Abstract Expressionism as Personal Language
Antonio Godinez Roa’s work aligns with the spirit of Abstract Expressionism, a movement defined by emotional intensity, gestural freedom, and the prioritization of inner experience over literal representation. In his paintings, form dissolves into energy. Color becomes a vehicle for feeling rather than depiction. Structure emerges from movement rather than rigid design.
This approach reflects both his musical background and his philosophical outlook. Abstract Expressionism allows him to communicate instinctively. It invites viewers to engage emotionally rather than intellectually. There are no prescribed narratives, only sensations, vibrations of color that resonate like chords.
His canvases often feel alive with motion. Layers of paint interact dynamically, suggesting improvisation while retaining compositional balance. Just as a drummer must hold the rhythm steady while exploring variation, Antonio navigates the tension between spontaneity and control.

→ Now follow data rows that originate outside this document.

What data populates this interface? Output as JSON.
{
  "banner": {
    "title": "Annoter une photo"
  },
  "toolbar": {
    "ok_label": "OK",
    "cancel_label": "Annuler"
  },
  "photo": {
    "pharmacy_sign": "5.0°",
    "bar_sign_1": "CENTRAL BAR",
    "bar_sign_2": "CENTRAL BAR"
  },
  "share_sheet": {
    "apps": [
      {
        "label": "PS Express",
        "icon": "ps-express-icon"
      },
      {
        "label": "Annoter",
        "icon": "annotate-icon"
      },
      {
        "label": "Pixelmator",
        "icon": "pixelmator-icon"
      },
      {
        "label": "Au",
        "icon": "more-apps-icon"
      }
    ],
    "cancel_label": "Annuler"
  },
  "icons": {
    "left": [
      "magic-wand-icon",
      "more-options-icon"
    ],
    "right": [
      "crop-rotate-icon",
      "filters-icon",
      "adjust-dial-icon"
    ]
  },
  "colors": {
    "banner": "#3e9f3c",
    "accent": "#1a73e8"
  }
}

Remembering Vitruvius (2025)
One of his works, Remembering Vitruvius (2025), exemplifies this mature synthesis of structure and expression. Executed in acrylic on canvas and measuring 70 x 50 cm, the piece embodies the essence of Abstract Expressionism while engaging conceptually with classical thought.
The title references the ancient Roman architect and theorist Vitruvius, whose writings on proportion and harmony profoundly influenced Western art and architecture. By invoking Vitruvius, Antonio bridges antiquity and modern abstraction. Rather than illustrating classical ideals directly, he reinterprets them through gesture and color.

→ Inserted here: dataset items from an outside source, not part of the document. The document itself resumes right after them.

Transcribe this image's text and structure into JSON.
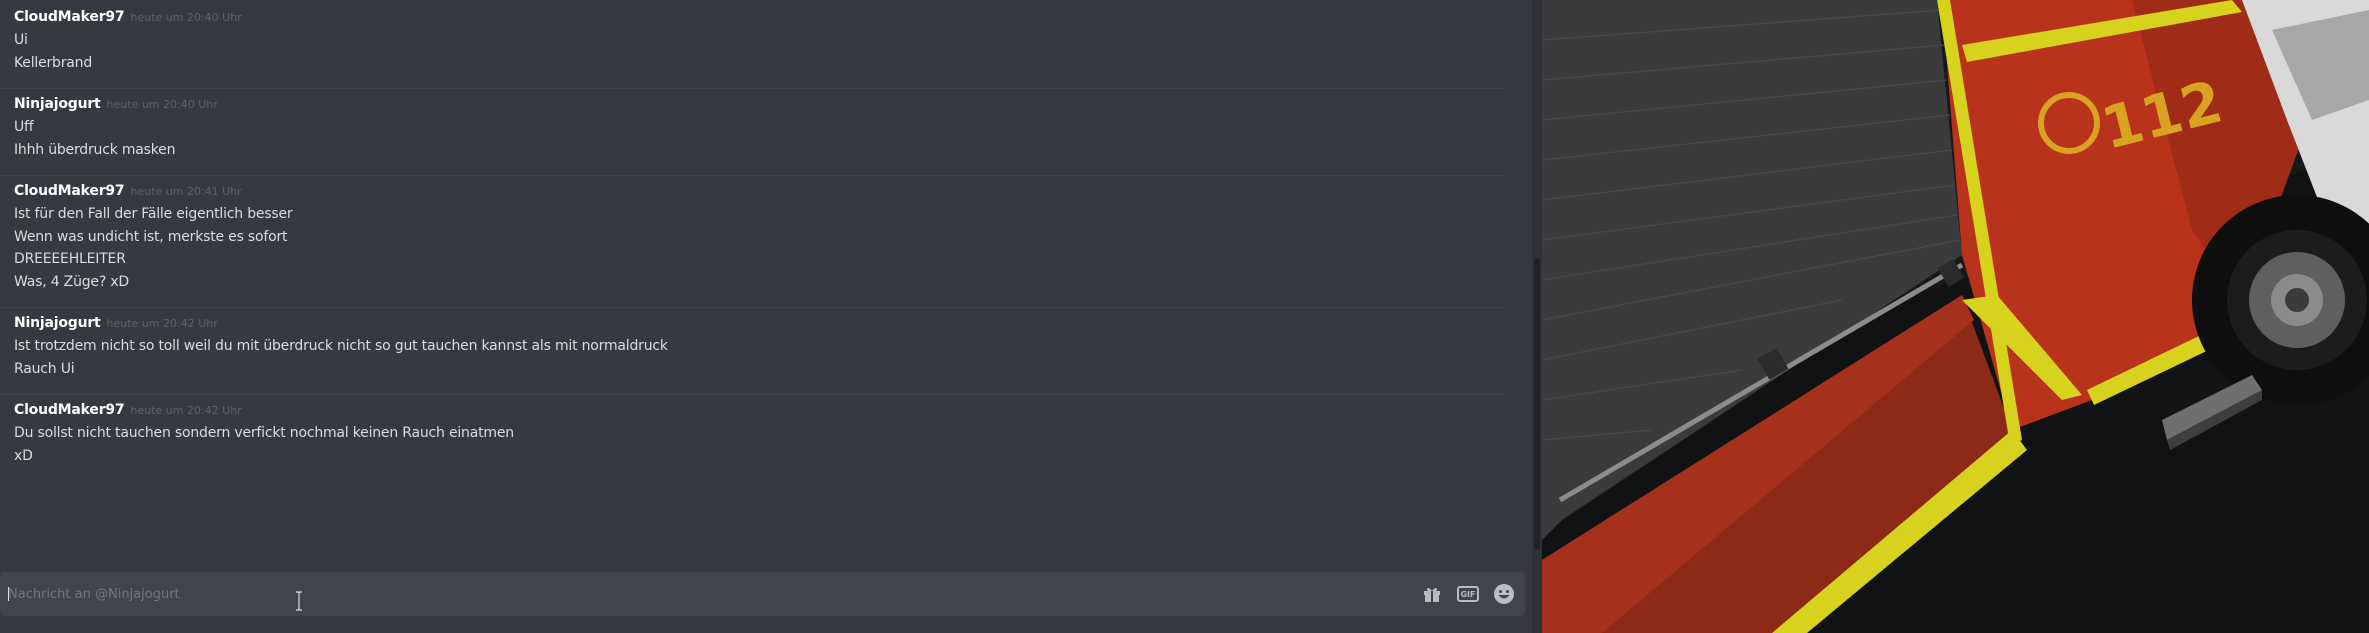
{
  "messages": [
    {
      "author": "CloudMaker97",
      "time": "heute um 20:40 Uhr",
      "lines": [
        "Ui",
        "Kellerbrand"
      ]
    },
    {
      "author": "Ninjajogurt",
      "time": "heute um 20:40 Uhr",
      "lines": [
        "Uff",
        "Ihhh überdruck masken"
      ]
    },
    {
      "author": "CloudMaker97",
      "time": "heute um 20:41 Uhr",
      "lines": [
        "Ist für den Fall der Fälle eigentlich besser",
        "Wenn was undicht ist, merkste es sofort",
        "DREEEEHLEITER",
        "Was, 4 Züge? xD"
      ]
    },
    {
      "author": "Ninjajogurt",
      "time": "heute um 20:42 Uhr",
      "lines": [
        "Ist trotzdem nicht so toll weil du mit überdruck nicht so gut tauchen kannst als mit normaldruck",
        "Rauch Ui"
      ]
    },
    {
      "author": "CloudMaker97",
      "time": "heute um 20:42 Uhr",
      "lines": [
        "Du sollst nicht tauchen sondern verfickt nochmal keinen Rauch einatmen",
        "xD"
      ]
    }
  ],
  "composer": {
    "placeholder": "Nachricht an @Ninjajogurt",
    "value": "",
    "icons": [
      "gift-icon",
      "gif-icon",
      "emoji-icon"
    ],
    "gif_label": "GIF"
  },
  "media": {
    "vehicle_number": "112",
    "icon": "fire-truck-image"
  },
  "colors": {
    "background": "#36393f",
    "input": "#40444b",
    "username": "#ffffff",
    "text": "#dcddde",
    "timestamp": "#5e6168",
    "truck_red": "#b8321c",
    "truck_yellow": "#d6d21e"
  }
}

In Remembering Vitruvius, geometry does not appear as rigid lines but as underlying balance. There is an invisible architecture within the composition, a subtle equilibrium that holds the dynamic brushwork together. The painting feels both free and grounded, chaotic yet ordered. This duality mirrors Vitruvius’s own principles of harmony and proportion, reimagined through contemporary abstraction.

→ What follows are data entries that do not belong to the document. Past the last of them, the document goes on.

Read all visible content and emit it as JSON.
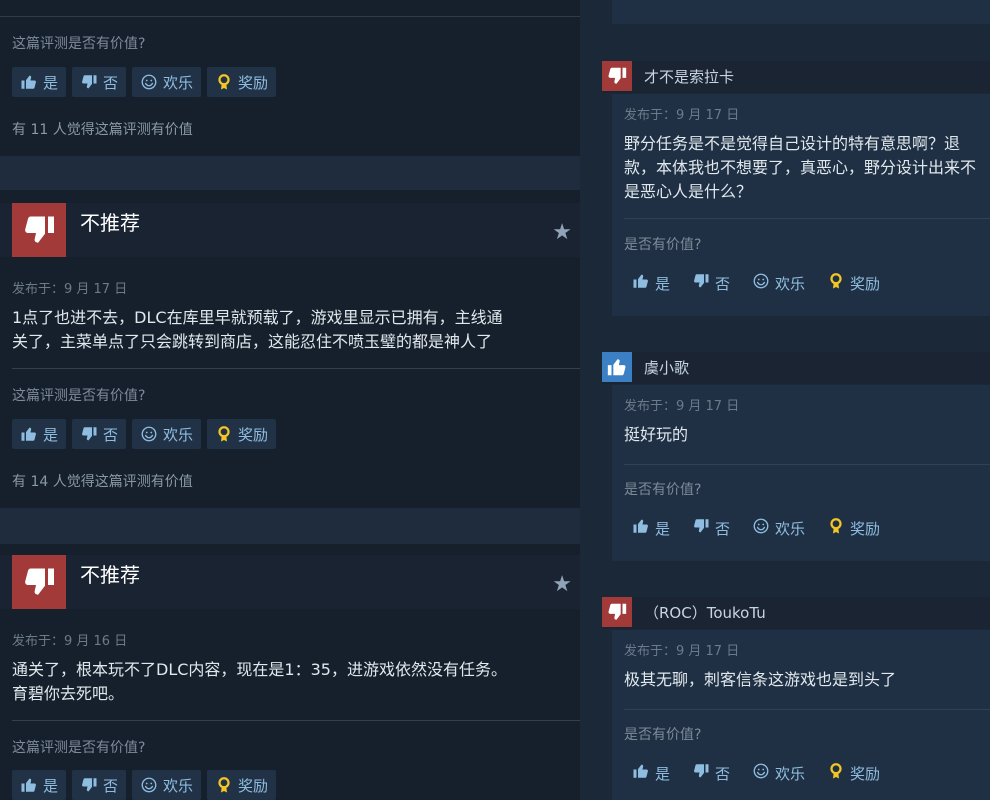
{
  "left": {
    "top": {
      "ask": "这篇评测是否有价值?",
      "helpful": "有 11 人觉得这篇评测有价值"
    },
    "reviews": [
      {
        "verdict": "不推荐",
        "posted": "发布于：9 月 17 日",
        "line1": "1点了也进不去，DLC在库里早就预载了，游戏里显示已拥有，主线通",
        "line2": "关了，主菜单点了只会跳转到商店，这能忍住不喷玉璧的都是神人了",
        "ask": "这篇评测是否有价值?",
        "helpful": "有 14 人觉得这篇评测有价值"
      },
      {
        "verdict": "不推荐",
        "posted": "发布于：9 月 16 日",
        "line1": "通关了，根本玩不了DLC内容，现在是1：35，进游戏依然没有任务。",
        "line2": "育碧你去死吧。",
        "ask": "这篇评测是否有价值?"
      }
    ]
  },
  "buttons": {
    "yes": "是",
    "no": "否",
    "funny": "欢乐",
    "award": "奖励"
  },
  "right": {
    "comments": [
      {
        "user": "才不是索拉卡",
        "posted": "发布于：9 月 17 日",
        "line1": "野分任务是不是觉得自己设计的特有意思啊？退",
        "line2": "款，本体我也不想要了，真恶心，野分设计出来不",
        "line3": "是恶心人是什么？",
        "ask": "是否有价值?"
      },
      {
        "user": "虞小歌",
        "posted": "发布于：9 月 17 日",
        "line1": "挺好玩的",
        "ask": "是否有价值?"
      },
      {
        "user": "（ROC）ToukoTu",
        "posted": "发布于：9 月 17 日",
        "line1": "极其无聊，刺客信条这游戏也是到头了",
        "ask": "是否有价值?"
      }
    ]
  },
  "colors": {
    "thumbs_down": "#a33a3a",
    "thumbs_up": "#3b7fc4",
    "award_gold": "#f3c623",
    "link_blue": "#8fbde0"
  },
  "icons": [
    "thumbs-up-icon",
    "thumbs-down-icon",
    "smiley-icon",
    "award-icon",
    "star-icon"
  ]
}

The use of acrylic enhances immediacy. Acrylic paint, with its quick drying time and vibrant pigmentation, allows Antonio to work intuitively and responsively. Each layer builds upon the previous one, creating depth and texture. The surface becomes a field of emotional and intellectual interplay.
Rhythm, Memory, and Continuity
What makes Antonio Godinez Roa’s artistic journey particularly compelling is its continuity. Since 1963, he has remained devoted to creative expression, first through drums, then through paint, and ultimately through the dialogue between both. Few artists sustain such long-term engagement across disciplines while maintaining authenticity.
His work reflects a life lived in motion, traveling, performing, exhibiting, evolving. Yet beneath this movement lies a consistent core, an enduring commitment to exploration. From his first exhibition in Madrid in 1978 to his present-day practice, Antonio has embraced transformation without losing his artistic identity.
In many ways, his paintings can be understood as visual compositions. They carry echoes of stage lights, distant cities, and resonant beats. They also carry the quiet influence of his father’s vocation, anchoring his work in personal heritage.
An Ongoing Creative Journey
Now, decades after his beginnings in Cartagena, Antonio continues to create with the same vitality that marked his youth. His art stands as testimony to the idea that creativity does not diminish with time. It deepens. Experience enriches expression. Memory becomes material.
Through works like Remembering Vitruvius, Antonio Godinez Roa invites viewers to reflect on balance, between past and present, sound and silence, order and spontaneity. His life demonstrates that artistic evolution is not a departure from origins but an expansion of them.
From the rhythm of a drum to the rhythm of a brushstroke, his journey reveals a singular truth. Art, in all its forms, is a continuous act of remembering and reimagining.